Geldend van 01-01-1994 t/m 31-12-2012

Intitulé

Verordening op de Woonvaartuigen

De Raad der gemeente Stadskanaal;

Gelezen het voorstel van Burgemeester en Wethouders d.d.10 december 1993, nr. R 4409;

gelet op artikel 149 van de gemeentewet en op artikel 31 van de Wet op Woonwagens en Woonschepen 1918 (Stb. 492) ;

[De Wet op de Woonwagens en Woonschepen 1918 (Stb. 492) is in 1999 ingetrokken.
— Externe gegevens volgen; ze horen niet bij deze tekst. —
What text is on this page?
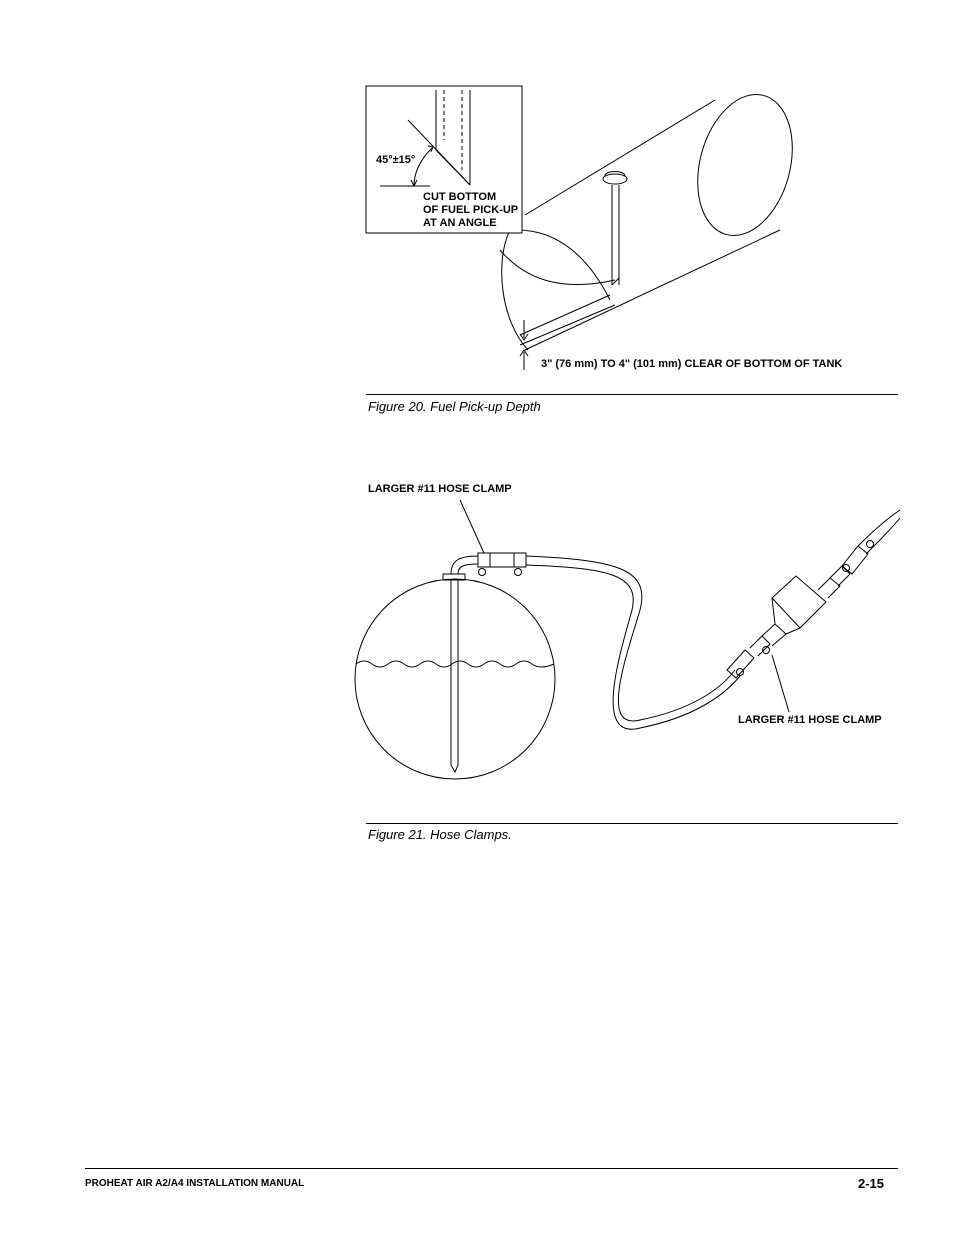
45°±15°
CUT BOTTOM
OF FUEL PICK-UP
AT AN ANGLE
3" (76 mm) TO 4" (101 mm) CLEAR OF BOTTOM OF TANK
Figure 20. Fuel Pick-up Depth
LARGER #11 HOSE CLAMP
LARGER #11 HOSE CLAMP
Figure 21. Hose Clamps.
PROHEAT AIR A2/A4 INSTALLATION MANUAL	2-15
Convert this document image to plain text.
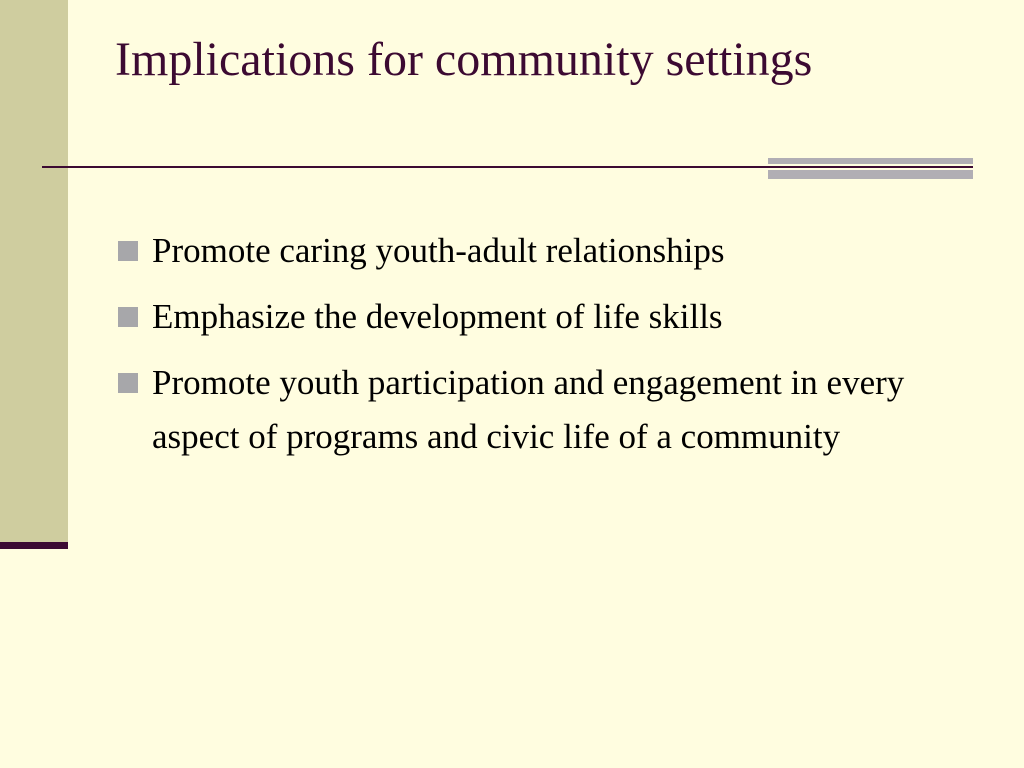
Implications for community settings
Promote caring youth-adult relationships
Emphasize the development of life skills
Promote youth participation and engagement in every aspect of programs and civic life of a community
Op grond van artikel 88 van de Huisvestingwet mag de gemeenteraad geen regels stellen die leiden tot een algeheel verbod van het in gebruik nemen van een woonschip op een ligplaats.]:

besluit:

onder intrekking van de verordening d.d. 24 mei 1993 vast te stellen de volgende:

Verordening op de Woonvaartuigen.

Artikel 1: Begripsomschrijvingen

  • A.

    Woonvaartuig:

  • hiertoe behoren woonschepen en woonarken.

  • B.

    Woonschip:

  • een vaartuig dat aan romp en opbouw herkenbaar is als schip en dat uitsluitend of hoofdzakelijk als woning wordt gebruikt, danwel tot woning is bestemd.

  • C.

    Woonark:

  • een vaartuig, niet zijnde een woonschip, dat uitsluitend of hoofdzakelijk als woning wordt gebruikt, danwel tot woning is bestemd.

  • D.

    Rechthebbende:

  • degene die de beschikking heeft over het woonvaartuig krachtens een zakelijk of persoonlijk recht, of daarover enige feitelijke macht uitoefent.

  • E.

    Toekomstig rechthebbende:

  • een gegadigde voor een woonvaartuigenligplaats, die niet de beschikking heeft over een woonvaartuig.

  • F.

    Inspectie:

  • onderzoek aan een woonvaartuig naar de eisen van artikel 6 van deze verordening.

  • G.

    Woonvaartuigenlocatie:

  • een door de Raad aangewezen gedeelte van openbaar water, bestemd tot ligplaats voor een met name genoemd aantal bewoonde woonvaartuigen.

  • H.

    Ligplaatsenkaart:

  • een door de Raad aan deze verordening gehechte kaart, waarop is aangegeven waar de woonvaartuigenlocaties zijn gesitueerd en waarop tevens is aangegeven hoeveel woonvaartuigen maximaal per woonvaartuigenlocatie ligplaats mogen innemen of hebben.

  • I.

    College:

  • het College van Burgemeester en Wethouders.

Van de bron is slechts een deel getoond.